Médico procurado pela Interpol é entregue à PF


Após um intenso trabalho de investigação, com o apoio da PF (Polícia Federal), foi preso na tarde de ontem, vivendo como um cidadão comum, ao lado da esposa, a ex-promotora Larissa Sacco, e de dois filhos em Assunção, na capital do Paraguai, o ex-médico especialista em reprodução humana, Roger Abdelmassih de 70 anos.

 

Ele estava foragido há três anos e levava os filhos na escola no momento da detenção. Ele não resistiu à prisão. O especialista foi condenado em 2010 a 278 anos de prisão, por estupro e atentado violento ao pudor contra mais de 30 pacientes que frequentavam sua clínica de fertilização, localizada em região nobre de São Paulo, além de ter sido acusado de que parte dos oito mil bebês que nasceu a partir destas inseminações não seria filho biológico de quem fez o tratamento.

Sua localização também se deu por conta de investigações do Ministério Público Estadual de São Paulo, que apurava a suspeita de lavagem de dinheiro do médico. Recentemente o Gaeco de Avaré, interior paulista, teria cumprido mandado de busca e apreensão em uma fazenda onde localizou documentos e notas fiscais indicando o paradeiro do fugitivo.

AÍLTON SANTOS

Coletiva à imprensa foi realizada ontem no fim do dia na sede da DPF em Foz do Iguaçu

INVESTIGAÇÃO

Delegado estava há dez dias no Paraguai 

Segundo o Departamento de Inteligência da PF, em Brasília, inúmeras informações chegaram ao departamento nos últimos anos dando conta que o ex-médico estava em diversos cantos do mundo, mas há aproximadamente dez dias, uma informação bastante precisa relatava que o foragido estava na capital do país vizinho vivendo, em uma residência de luxo, com a esposa e filhos.
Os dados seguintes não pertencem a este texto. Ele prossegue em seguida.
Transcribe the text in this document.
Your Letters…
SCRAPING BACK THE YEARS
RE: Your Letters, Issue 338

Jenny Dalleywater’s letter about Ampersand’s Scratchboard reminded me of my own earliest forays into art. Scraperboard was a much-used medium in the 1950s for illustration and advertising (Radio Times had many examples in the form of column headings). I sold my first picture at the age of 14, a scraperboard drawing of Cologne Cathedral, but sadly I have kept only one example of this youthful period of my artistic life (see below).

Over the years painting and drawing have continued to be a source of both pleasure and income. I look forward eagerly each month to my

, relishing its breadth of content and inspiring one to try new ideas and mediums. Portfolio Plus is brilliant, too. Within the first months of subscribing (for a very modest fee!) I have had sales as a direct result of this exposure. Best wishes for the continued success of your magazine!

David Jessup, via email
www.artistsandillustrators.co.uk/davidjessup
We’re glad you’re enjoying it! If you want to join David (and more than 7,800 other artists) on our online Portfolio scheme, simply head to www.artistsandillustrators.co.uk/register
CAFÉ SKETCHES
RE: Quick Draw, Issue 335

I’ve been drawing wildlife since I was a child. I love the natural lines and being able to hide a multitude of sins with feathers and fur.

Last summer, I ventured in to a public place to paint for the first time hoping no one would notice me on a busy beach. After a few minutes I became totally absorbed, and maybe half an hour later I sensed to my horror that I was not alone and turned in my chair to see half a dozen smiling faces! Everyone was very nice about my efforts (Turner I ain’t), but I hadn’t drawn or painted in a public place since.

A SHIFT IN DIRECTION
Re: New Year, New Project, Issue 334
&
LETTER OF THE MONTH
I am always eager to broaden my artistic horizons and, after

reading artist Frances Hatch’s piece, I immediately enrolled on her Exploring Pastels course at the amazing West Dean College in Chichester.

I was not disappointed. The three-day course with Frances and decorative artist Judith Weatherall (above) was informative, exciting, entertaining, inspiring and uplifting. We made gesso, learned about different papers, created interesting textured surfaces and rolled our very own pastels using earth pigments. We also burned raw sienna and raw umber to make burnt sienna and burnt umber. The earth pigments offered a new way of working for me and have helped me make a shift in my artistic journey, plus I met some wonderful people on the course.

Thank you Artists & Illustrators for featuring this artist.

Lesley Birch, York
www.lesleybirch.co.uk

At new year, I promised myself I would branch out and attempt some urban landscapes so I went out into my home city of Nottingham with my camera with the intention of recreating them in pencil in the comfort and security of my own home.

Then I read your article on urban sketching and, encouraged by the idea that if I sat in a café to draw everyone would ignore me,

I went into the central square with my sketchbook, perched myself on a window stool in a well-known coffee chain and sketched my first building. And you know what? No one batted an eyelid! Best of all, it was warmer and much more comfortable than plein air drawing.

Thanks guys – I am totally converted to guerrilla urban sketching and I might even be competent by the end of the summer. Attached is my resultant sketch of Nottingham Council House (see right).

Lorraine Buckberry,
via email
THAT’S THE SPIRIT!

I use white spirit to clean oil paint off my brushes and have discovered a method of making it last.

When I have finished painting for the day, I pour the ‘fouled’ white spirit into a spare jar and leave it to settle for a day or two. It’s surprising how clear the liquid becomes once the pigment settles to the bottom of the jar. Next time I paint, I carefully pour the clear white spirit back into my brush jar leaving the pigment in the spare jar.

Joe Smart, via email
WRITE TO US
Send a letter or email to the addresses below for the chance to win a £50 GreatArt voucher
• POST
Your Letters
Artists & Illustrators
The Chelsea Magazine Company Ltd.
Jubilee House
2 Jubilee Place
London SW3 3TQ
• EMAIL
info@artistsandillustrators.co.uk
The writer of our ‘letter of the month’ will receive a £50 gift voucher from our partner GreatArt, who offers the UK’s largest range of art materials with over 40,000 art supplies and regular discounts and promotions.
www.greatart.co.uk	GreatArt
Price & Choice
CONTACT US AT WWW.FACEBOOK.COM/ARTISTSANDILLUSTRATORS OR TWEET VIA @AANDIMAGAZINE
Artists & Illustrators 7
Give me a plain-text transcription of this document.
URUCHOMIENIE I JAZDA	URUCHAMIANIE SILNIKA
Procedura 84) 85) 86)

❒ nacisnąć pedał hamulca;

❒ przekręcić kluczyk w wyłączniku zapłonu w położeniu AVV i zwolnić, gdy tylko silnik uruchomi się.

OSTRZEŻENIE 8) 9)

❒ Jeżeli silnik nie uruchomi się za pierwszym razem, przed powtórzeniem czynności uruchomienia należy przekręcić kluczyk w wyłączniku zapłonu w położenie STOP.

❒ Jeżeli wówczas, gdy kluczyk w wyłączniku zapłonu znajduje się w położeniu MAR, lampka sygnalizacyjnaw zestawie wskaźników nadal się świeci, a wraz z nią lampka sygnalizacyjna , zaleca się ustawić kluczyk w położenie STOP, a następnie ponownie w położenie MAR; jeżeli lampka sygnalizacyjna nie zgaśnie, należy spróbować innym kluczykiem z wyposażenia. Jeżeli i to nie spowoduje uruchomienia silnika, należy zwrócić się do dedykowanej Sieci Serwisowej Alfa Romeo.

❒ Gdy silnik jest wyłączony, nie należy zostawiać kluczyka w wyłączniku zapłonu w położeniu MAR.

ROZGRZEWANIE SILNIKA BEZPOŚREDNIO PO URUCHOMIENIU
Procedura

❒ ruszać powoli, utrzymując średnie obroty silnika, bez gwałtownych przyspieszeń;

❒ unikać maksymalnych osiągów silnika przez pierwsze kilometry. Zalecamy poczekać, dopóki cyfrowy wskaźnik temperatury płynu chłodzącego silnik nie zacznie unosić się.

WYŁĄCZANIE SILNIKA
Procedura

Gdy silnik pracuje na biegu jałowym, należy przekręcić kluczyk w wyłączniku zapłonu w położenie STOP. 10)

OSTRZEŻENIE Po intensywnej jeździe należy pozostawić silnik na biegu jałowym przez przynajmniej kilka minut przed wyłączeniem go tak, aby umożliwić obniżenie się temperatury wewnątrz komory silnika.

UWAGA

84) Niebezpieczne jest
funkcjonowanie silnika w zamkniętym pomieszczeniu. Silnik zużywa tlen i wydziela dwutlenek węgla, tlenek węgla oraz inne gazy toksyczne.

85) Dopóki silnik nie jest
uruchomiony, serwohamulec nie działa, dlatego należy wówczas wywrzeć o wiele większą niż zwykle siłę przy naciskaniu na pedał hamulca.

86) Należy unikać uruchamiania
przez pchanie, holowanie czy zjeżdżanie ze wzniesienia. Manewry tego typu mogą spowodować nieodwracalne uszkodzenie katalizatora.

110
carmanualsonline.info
Uma equipe brasileira foi até Assunção e monitorava a vida de Abdelmassih. A prisão foi realizada por policiais ligados à Secretaria Nacional Antidrogas do Paraguai, equivalente à Polícia Federal. Todo o trabalho foi acompanhado por agentes brasileiros.

Ontem, no fim da tarde, Abdelmassih chegou à Ponte da Amizade, em Foz do Iguaçu, onde foi entregue oficialmente para a polícia brasileira em deportação sumária. Em seguida, uma coletiva à imprensa foi realizada na Delegacia da PF daquela cidade para falar sobre a prisão. A expectativa é para que hoje, às 11h, o ex-médico seja levado para São Paulo, em um avião da Polícia Federal, onde cumprirá pena.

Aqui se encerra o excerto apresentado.